After six years in exile, Hasina returned to Bangladesh to lead her father’s party and was first elected prime minister in 1996, beginning her second long term in 2009.
Under her rule, relations with India flourished even as she faced domestic criticism over brokering deals with Indian companies that were seen as unfair to Dhaka.
When she was exiled and felt the need to flee, there was little question as to where she would take refuge. India’s National Security Adviser Ajit Doval greeted her as she landed on the outskirts of New Delhi.
“We did not invite Hasina this time,” said Chakravarti, who briefly negotiated with Hasina’s government in 2009 when she was high commissioner. “Government officials naturally accepted her because she was the incumbent prime minister and India allowed her to stay. What other option was there?”
“Can she return to Bangladesh now that she has been sentenced to death?” he further asked, adding, “She was a person who was friendly to India. India has to take a moral stand.”
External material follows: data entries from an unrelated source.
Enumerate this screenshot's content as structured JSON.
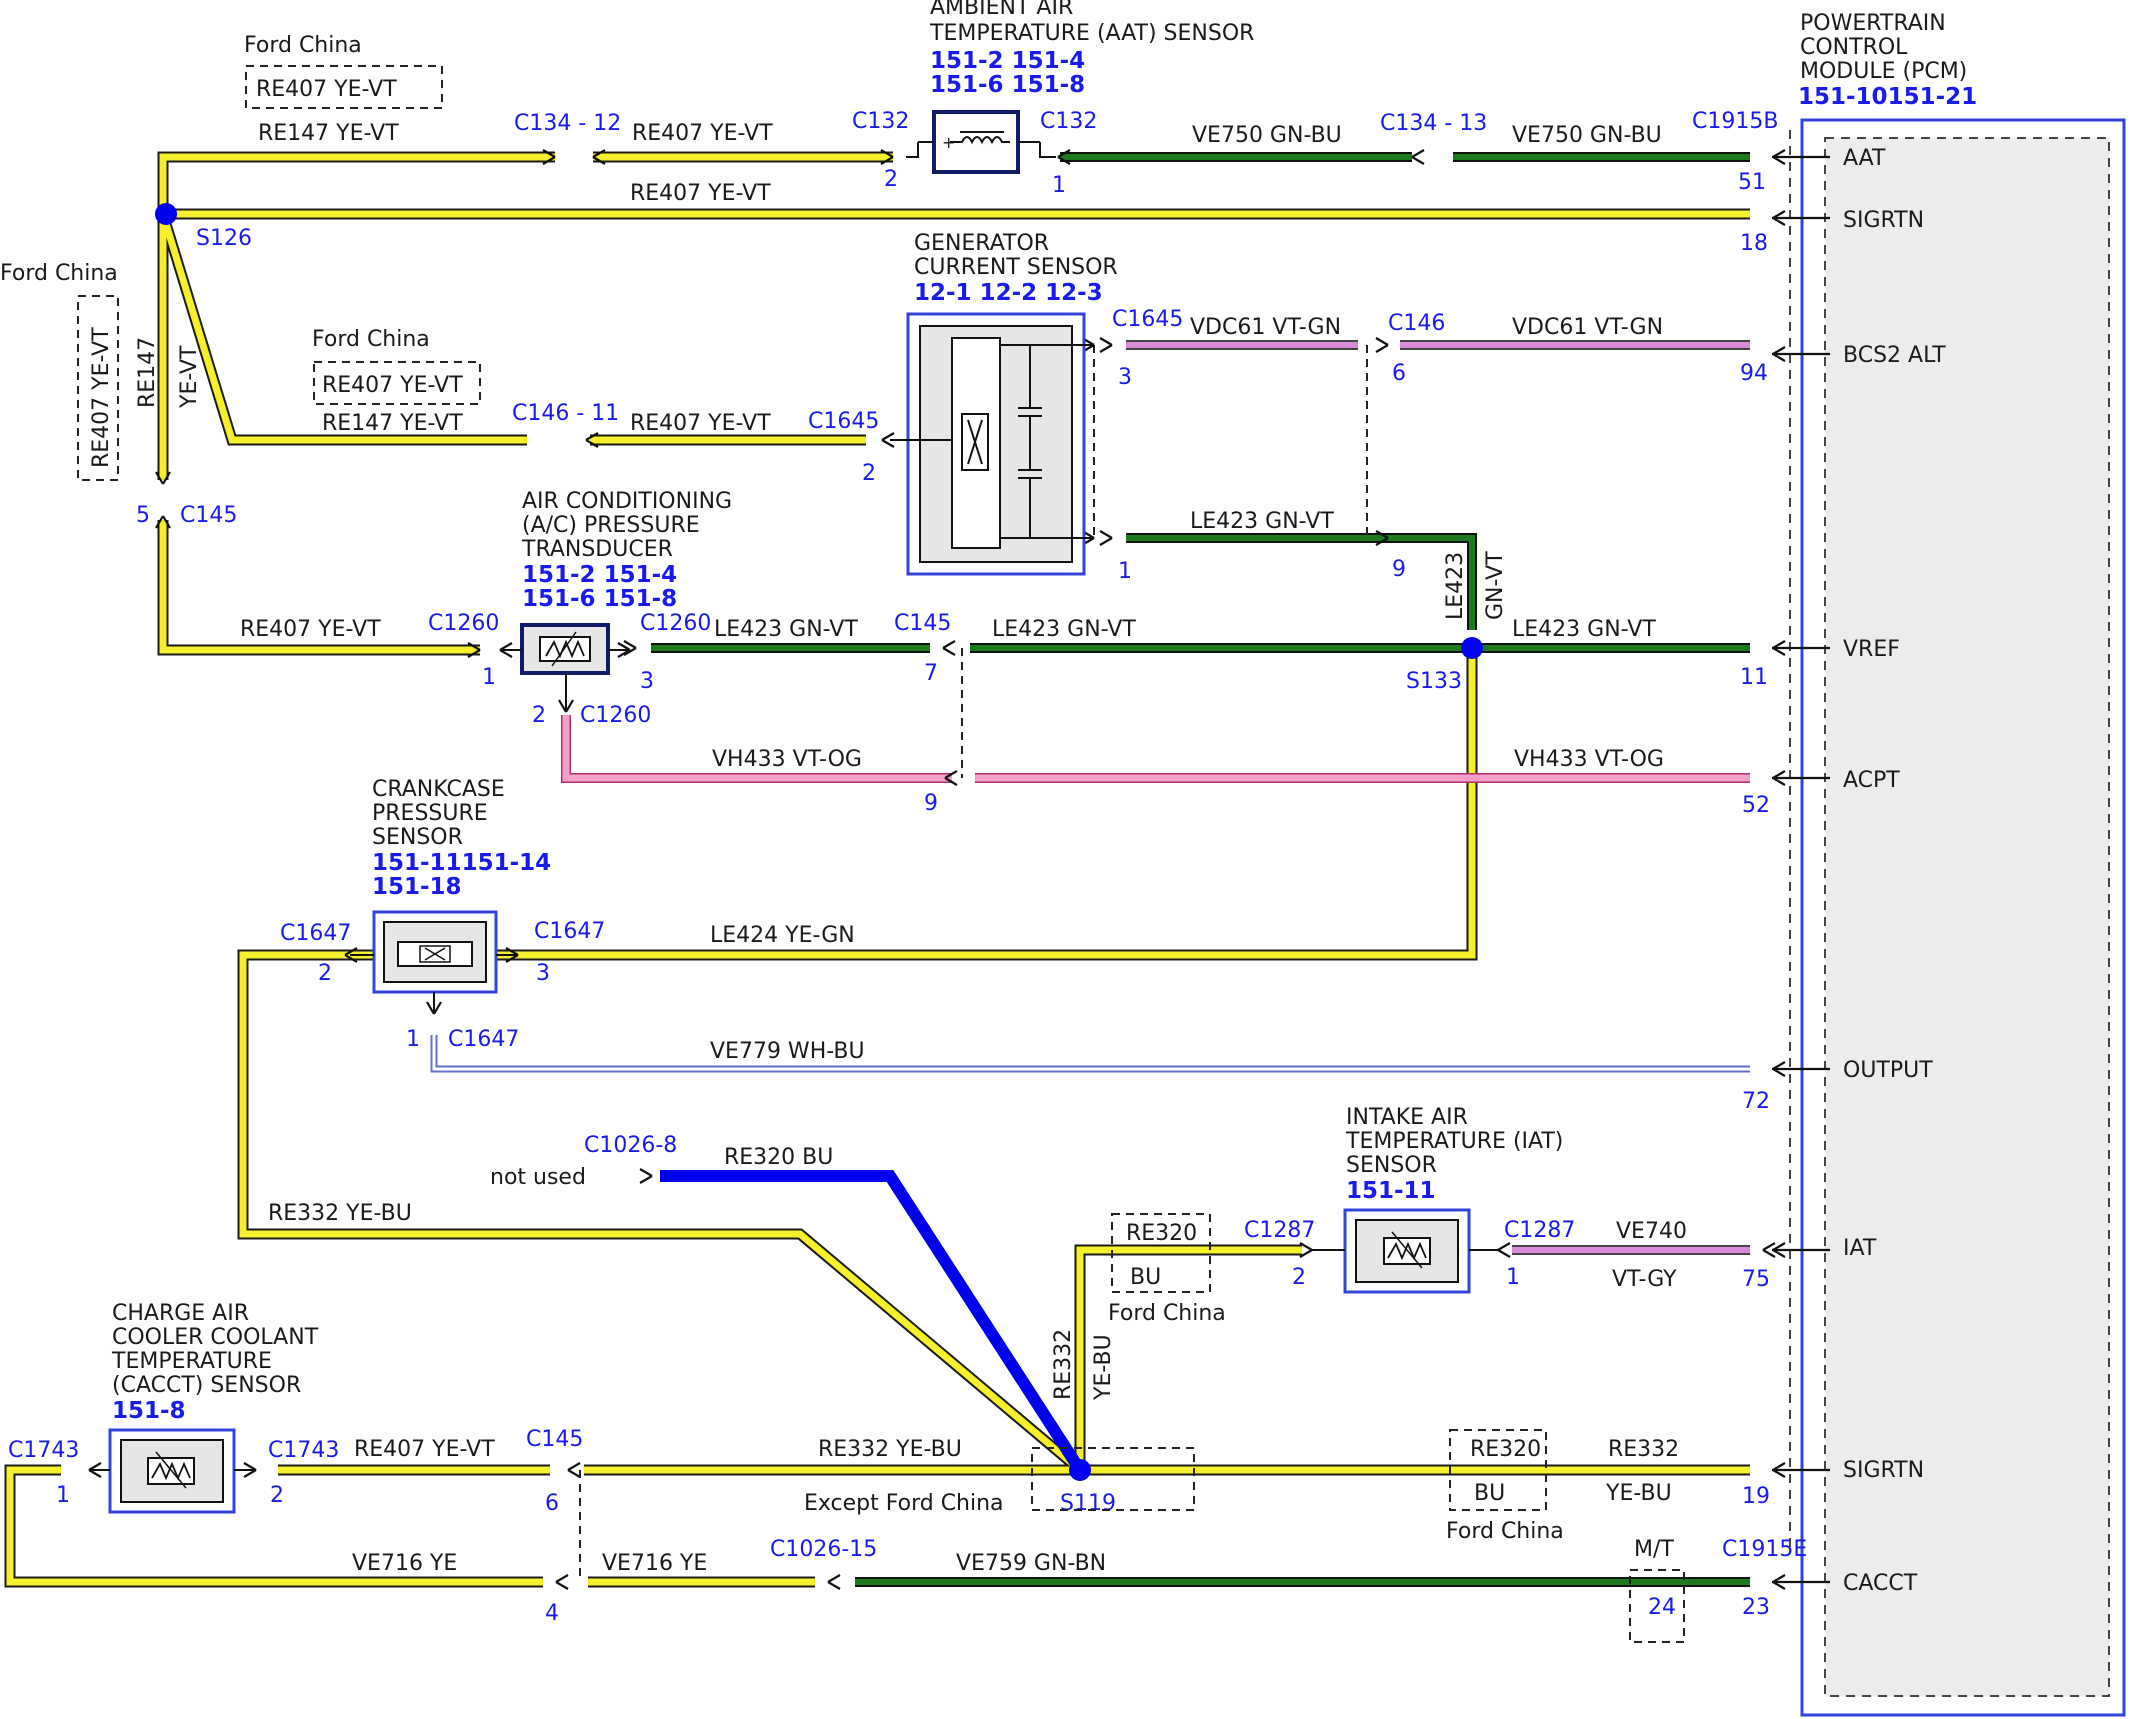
{
  "pcm": {
    "title": [
      "POWERTRAIN",
      "CONTROL",
      "MODULE (PCM)"
    ],
    "refs": "151-10151-21",
    "connector": "C1915B",
    "connector2": "C1915E",
    "pins": [
      {
        "name": "AAT",
        "pin": "51"
      },
      {
        "name": "SIGRTN",
        "pin": "18"
      },
      {
        "name": "BCS2 ALT",
        "pin": "94"
      },
      {
        "name": "VREF",
        "pin": "11"
      },
      {
        "name": "ACPT",
        "pin": "52"
      },
      {
        "name": "OUTPUT",
        "pin": "72"
      },
      {
        "name": "IAT",
        "pin": "75"
      },
      {
        "name": "SIGRTN",
        "pin": "19"
      },
      {
        "name": "CACCT",
        "pin": "23"
      }
    ]
  },
  "components": {
    "aat": {
      "title": [
        "AMBIENT AIR",
        "TEMPERATURE (AAT) SENSOR"
      ],
      "refs": [
        "151-2 151-4",
        "151-6 151-8"
      ],
      "conn_left": "C132",
      "conn_right": "C132",
      "pin_left": "2",
      "pin_right": "1"
    },
    "gen": {
      "title": [
        "GENERATOR",
        "CURRENT SENSOR"
      ],
      "refs": "12-1  12-2  12-3",
      "conn_a": "C1645",
      "conn_b": "C1645",
      "pin_3": "3",
      "pin_1": "1",
      "pin_2": "2"
    },
    "acpt": {
      "title": [
        "AIR CONDITIONING",
        "(A/C) PRESSURE",
        "TRANSDUCER"
      ],
      "refs": [
        "151-2 151-4",
        "151-6 151-8"
      ],
      "conn_left": "C1260",
      "conn_right": "C1260",
      "conn_bottom": "C1260",
      "pin_1": "1",
      "pin_3": "3",
      "pin_2": "2"
    },
    "ccp": {
      "title": [
        "CRANKCASE",
        "PRESSURE",
        "SENSOR"
      ],
      "refs": [
        "151-11151-14",
        "151-18"
      ],
      "conn_left": "C1647",
      "conn_right": "C1647",
      "conn_bottom": "C1647",
      "pin_2": "2",
      "pin_3": "3",
      "pin_1": "1"
    },
    "iat": {
      "title": [
        "INTAKE AIR",
        "TEMPERATURE (IAT)",
        "SENSOR"
      ],
      "refs": "151-11",
      "conn_left": "C1287",
      "conn_right": "C1287",
      "pin_2": "2",
      "pin_1": "1"
    },
    "cacct": {
      "title": [
        "CHARGE AIR",
        "COOLER COOLANT",
        "TEMPERATURE",
        "(CACCT) SENSOR"
      ],
      "refs": "151-8",
      "conn_left": "C1743",
      "conn_right": "C1743",
      "pin_1": "1",
      "pin_2": "2"
    }
  },
  "connectors": {
    "c134_12": "C134 - 12",
    "c134_13": "C134 - 13",
    "c146_11": "C146 - 11",
    "c146": "C146",
    "c146_pin6": "6",
    "c146_pin9": "9",
    "c145_top": "C145",
    "c145_top_pin": "5",
    "c145_mid": "C145",
    "c145_mid_pin7": "7",
    "c145_mid_pin9": "9",
    "c145_bot": "C145",
    "c145_bot_pin6": "6",
    "c145_bot_pin4": "4",
    "c1026_8": "C1026-8",
    "c1026_15": "C1026-15",
    "mt": "M/T",
    "mt_pin": "24"
  },
  "splices": {
    "s126": "S126",
    "s133": "S133",
    "s119": "S119"
  },
  "wires": {
    "re147_top": "RE147   YE-VT",
    "re407_top": "RE407   YE-VT",
    "re407_box": "RE407   YE-VT",
    "ve750_a": "VE750   GN-BU",
    "ve750_b": "VE750   GN-BU",
    "re407_sigrtn": "RE407   YE-VT",
    "re147_vert_a": "RE147",
    "re147_vert_b": "YE-VT",
    "re407_vert_box": "RE407  YE-VT",
    "re407_box2": "RE407  YE-VT",
    "re147_mid": "RE147   YE-VT",
    "re407_mid": "RE407    YE-VT",
    "vdc61_a": "VDC61    VT-GN",
    "vdc61_b": "VDC61    VT-GN",
    "le423_a": "LE423     GN-VT",
    "le423_vert_a": "LE423",
    "le423_vert_b": "GN-VT",
    "re407_acpt": "RE407    YE-VT",
    "le423_b": "LE423     GN-VT",
    "le423_c": "LE423      GN-VT",
    "le423_d": "LE423     GN-VT",
    "vh433_a": "VH433    VT-OG",
    "vh433_b": "VH433    VT-OG",
    "le424": "LE424      YE-GN",
    "ve779": "VE779      WH-BU",
    "re320_bu": "RE320      BU",
    "not_used": "not used",
    "re332_left": "RE332      YE-BU",
    "re320_box_a": "RE320",
    "re320_box_b": "BU",
    "re332_vert_a": "RE332",
    "re332_vert_b": "YE-BU",
    "ve740_a": "VE740",
    "ve740_b": "VT-GY",
    "re407_cacct": "RE407       YE-VT",
    "re332_mid": "RE332      YE-BU",
    "re320_box2_a": "RE320",
    "re320_box2_b": "BU",
    "re332_right_a": "RE332",
    "re332_right_b": "YE-BU",
    "ve716_a": "VE716    YE",
    "ve716_b": "VE716      YE",
    "ve759": "VE759      GN-BN"
  },
  "notes": {
    "ford_china": "Ford China",
    "except_ford_china": "Except Ford China"
  },
  "colors": {
    "yellow": "#f5f02a",
    "green": "#1e7a1e",
    "violet": "#d98ad9",
    "pink": "#f2a0c8",
    "blue": "#0000ee",
    "module_border": "#3344dd"
  }
}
Michael Kugelman, a South Asia analyst based in Washington, D.C., said Hasina’s presence in India “remains a thorny issue in bilateral relations” but allowed “India to stay true to its pledge to remain loyal to its allies.”
But in theory, Kugelman argued, New Delhi could also have long-term political benefits.
Unlike other analysts, Kugelman said Hasina’s political achievements and the future of Awami League cannot be completely written off.
Hasina heads an old dynastic party, and Kugelman said South Asia’s political history shows that dynastic parties “fall into difficult times for quite a while, but they never really wither away and die.”
“Dynastic parties are hanging out” in South Asia, he said, adding: “If we can be patient and see significant political change, there could be another opportunity for a comeback.”